From Song & Zhou - Ideas in Inference-time Scaling can Benefit Generative Pre-training Algorithms

Yesterday, I came across an insightful article by Jiaming Song and Linqi Zhou, both are leading researchers pushing the boundaries of generative modelling. This blog post summarises their main arguments, explores some key concepts, and includes my own reflections on how their work may shape the future of generative pre-training.

🔍 TL;DR

Main Idea: Inference-time efficiency—scaling along sequence length (in LLMs) and refinement steps (in diffusion models)—should inform the design of generative pre-training algorithms.
Highlighted Contribution: Their recent work, Inductive Moment Matching (IMM), introduces a stable, single-stage generative method that outperforms traditional diffusion models in sample quality while also improving inference efficiency. The approach is inspired by a fixed-DDIM inference algorithm.

🧠 Key insights

1. Breaking the Stagnation in Generative Models

Observation: Discrete data is dominated by autoregressive models; continuous data by diffusion models.
Problem: This paradigm has reached a plateau—limiting exploration into new architectures.

2. Two Principles for Future Generative Algorithms

To build more practical and scalable generative pre-training algorithms:

(i) Design to scale at inference time in both sequence length and refinement steps.
(ii) Start with the inference algorithm, and design training to optimise that inference (i.e., think about how the model will generate before you train it).

3. Mixed-Modality Generation

The inference-first mindset might be particularly valuable in designing unified models for mixed modalities (e.g., image + text + audio).
Question posed: Can we invent scalable, efficient pre-training methods for such settings?

📊 Scalability Matrix of Generative Models

Scalability	Methods
❌ Sequence Length ❌ Refinement Steps	VAE, GAN, Normalizing Flows
✅ Sequence Length ❌ Refinement Steps	GPT, PixelCNN, MaskGiT, VAR
❌ Sequence Length ✅ Refinement Steps	Diffusion, Energy-based Models, Consistency Models, Parallel Equation Solving
✅ Sequence Length ✅ Refinement Steps (Outer: Sequence)	AR-Diffusion, Rolling Diffusion, MAR, Blockwise Parallel Decoding
✅ Sequence Length ✅ Refinement Steps (Outer: Refinement)	Autoregressive Distribution Smoothing

🛠 Examples of Fixing the Inference Algorithm

Two notable strategies where inference design influences training:

DDIM Sampler: Uses future-time conditioning to refine generation trajectories, for example by modeling $v_{\theta}(x_t, t, s)$ where $s$ is a future time step.
Multi-token Prediction: Often assumes conditional independence, which simplifies inference but may limit expressiveness.
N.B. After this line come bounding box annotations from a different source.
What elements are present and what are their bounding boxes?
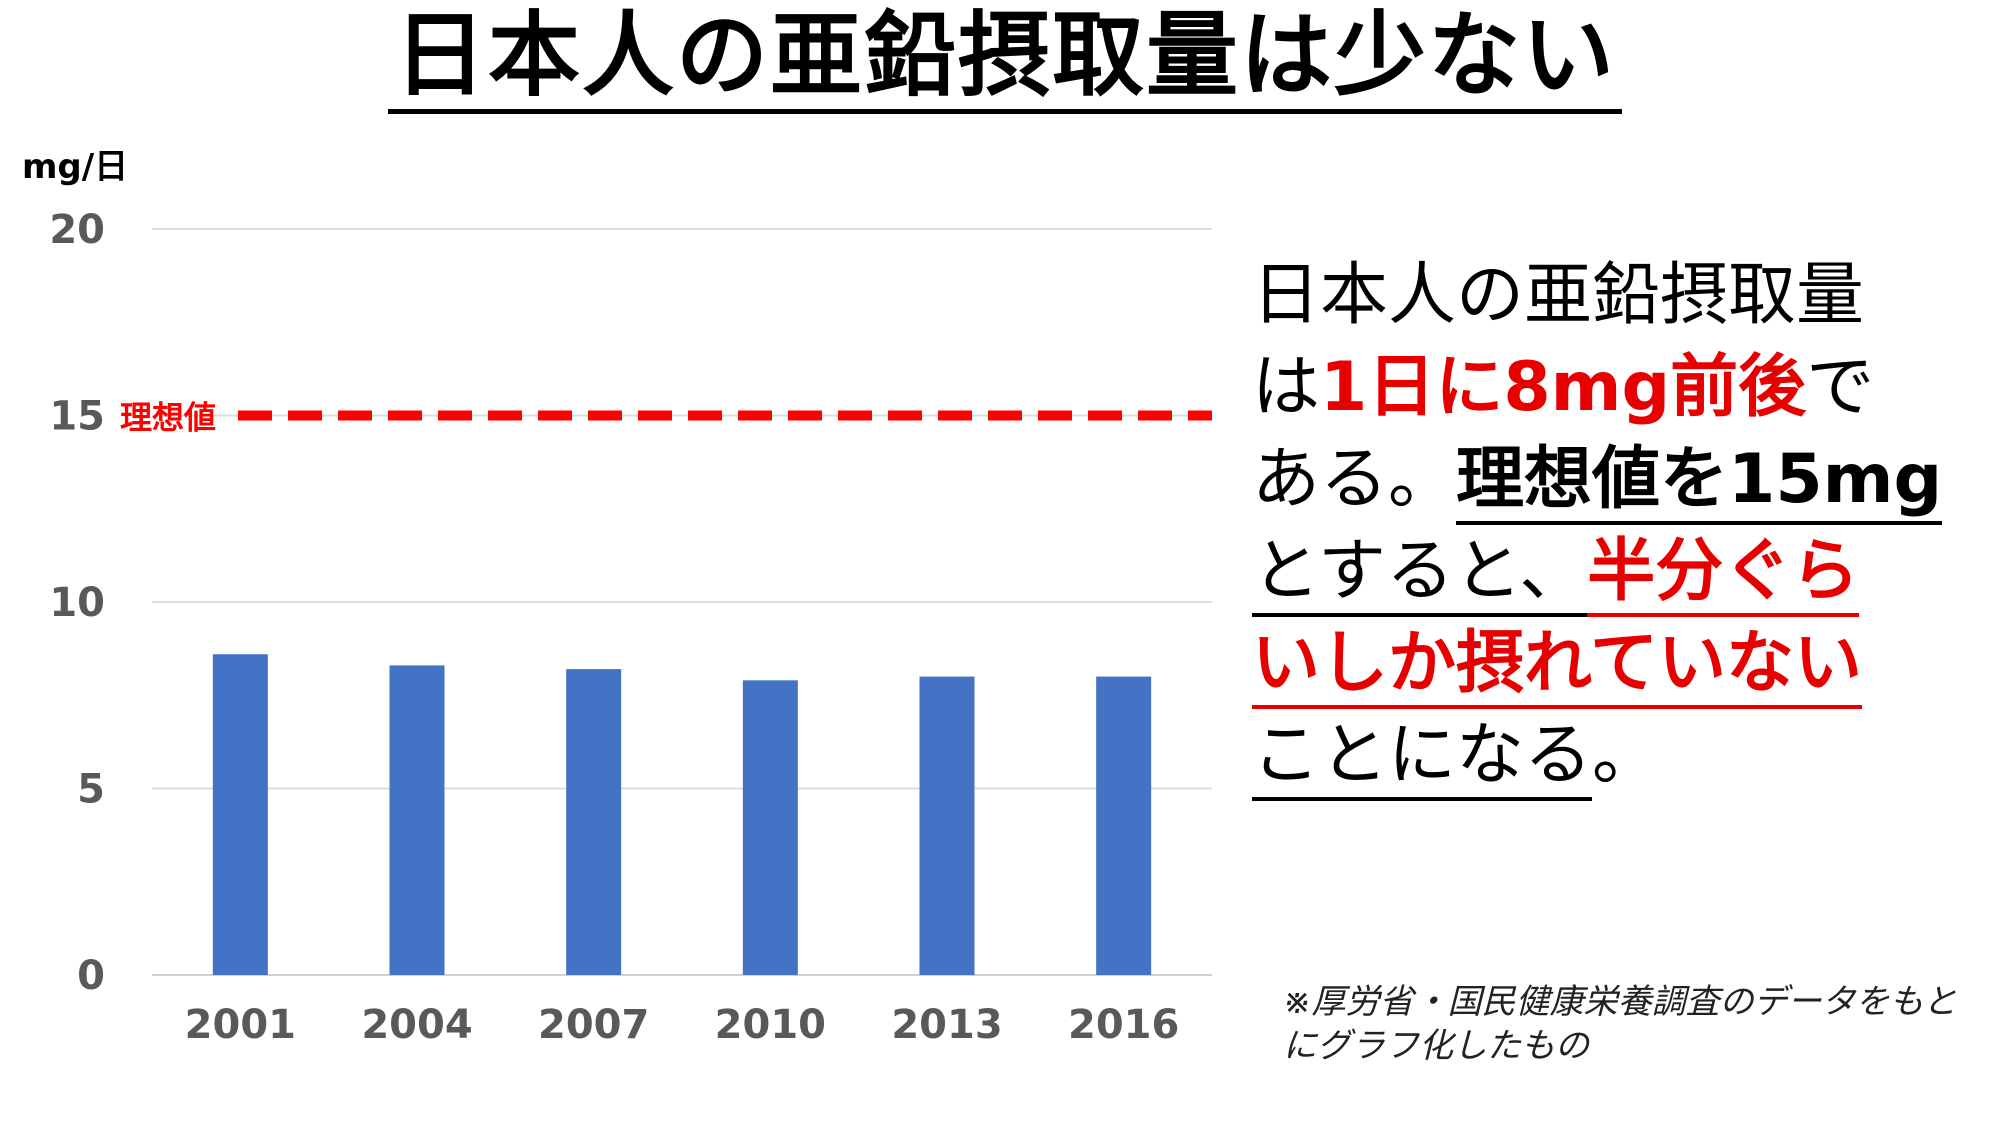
title-container: 日本人の亜鉛摂取量は少ない bbox=[350, 7, 1660, 114]
y-tick-label-15: 15 bbox=[49, 394, 105, 440]
body-line-3a: ある。 bbox=[1252, 440, 1457, 519]
x-tick-label-2010: 2010 bbox=[715, 1002, 826, 1048]
reference-line-group: 理想値 bbox=[120, 399, 1212, 437]
body-line-2b-highlight: 1日に8mg前後 bbox=[1320, 348, 1807, 427]
bar-2016 bbox=[1096, 676, 1152, 975]
x-tick-label-2013: 2013 bbox=[891, 1002, 1002, 1048]
x-tick-label-2001: 2001 bbox=[185, 1002, 296, 1048]
labels: mg/日 0 5 10 15 20 2001 2004 2007 2010 2013 2016 bbox=[22, 147, 1179, 1048]
x-tick-label-2016: 2016 bbox=[1068, 1002, 1179, 1048]
body-line-4b-highlight: 半分ぐら bbox=[1587, 532, 1860, 617]
y-tick-label-20: 20 bbox=[49, 207, 105, 253]
body-line-2c: で bbox=[1806, 348, 1875, 427]
body-line-6b: 。 bbox=[1592, 716, 1661, 795]
x-tick-label-2004: 2004 bbox=[361, 1002, 472, 1048]
page-title: 日本人の亜鉛摂取量は少ない bbox=[387, 7, 1622, 114]
x-tick-label-2007: 2007 bbox=[538, 1002, 649, 1048]
body-line-4a: とすると、 bbox=[1252, 532, 1588, 617]
body-line-2a: は bbox=[1252, 348, 1321, 427]
body-line-5-highlight: いしか摂れていない bbox=[1252, 624, 1862, 709]
y-axis-unit-label: mg/日 bbox=[22, 147, 128, 187]
ideal-value-label: 理想値 bbox=[120, 399, 216, 437]
bars bbox=[212, 654, 1152, 975]
y-tick-label-5: 5 bbox=[77, 767, 105, 813]
explanation-text: 日本人の亜鉛摂取量 は1日に8mg前後で ある。理想値を15mg とすると、半分… bbox=[1252, 250, 1997, 802]
bar-2010 bbox=[742, 680, 798, 975]
body-line-6a: ことになる bbox=[1252, 716, 1593, 801]
gridlines bbox=[152, 228, 1212, 976]
body-line-1: 日本人の亜鉛摂取量 bbox=[1252, 256, 1865, 335]
y-tick-label-0: 0 bbox=[77, 953, 105, 999]
zinc-intake-bar-chart: 理想値 mg/日 0 5 10 15 20 2001 2004 2007 2010 2013 2016 bbox=[22, 147, 1212, 1048]
bar-2007 bbox=[566, 669, 622, 975]
source-note: ※厚労省・国民健康栄養調査のデータをもとにグラフ化したもの bbox=[1283, 982, 1957, 1066]
bar-2013 bbox=[919, 676, 975, 975]
body-line-3b-emphasis: 理想値を15mg bbox=[1456, 440, 1943, 525]
y-tick-label-10: 10 bbox=[49, 580, 105, 626]
bar-2004 bbox=[389, 665, 445, 975]
bar-2001 bbox=[212, 654, 268, 975]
💭 My Thoughts and Takeaways

Generative algorithms are fundamentally about predicting the next X. Here, X could be the next token in language models (LLMs), the next sample at a future timestep in diffusion models, or the next scale in methods like VAR (NeurIPS 2024). Recently, a paper titled “Next-X Prediction” proposed a generalisation of this idea, unifying various forms of X—including tokens, cells, subsamples, images, and scales—under a single framework. From a slightly different perspective, models like AlphaEvolve can be viewed as predicting the next program or algorithm, while GFlowNets or Mamba correspond to next action-state prediction. Model Predictive Control, on the other hand, focuses on selecting the next action over a planning horizon.
In essence, all generative algorithms share one core principle: predicting the next one.
To design new generative algorithms, we can think in terms of “next-X-prediction”—where X is any unit of generation—and explore whether the approach scales well across dimensions such as time, resolution, or abstraction. This idea can also be extended to higher levels, such as predicting at the distributional level (e.g., cluster or segment) or at the probabilistic level (e.g., generating 80% of X and 20% of Y).
What about discriminative algorithms? Yann LeCun often champions these over generative ones. However, I believe they can—and should—be integrated. Discriminative insights (e.g., object relationships in images or structural patterns in text) can enrich generative models by informing the structure and coherence of the next-X* prediction. This combination will be very helpful in the multimodal setting.
My thought is that for text-image models, X* can be smartly designed so that the text must be aligned with the image throughout the generation process.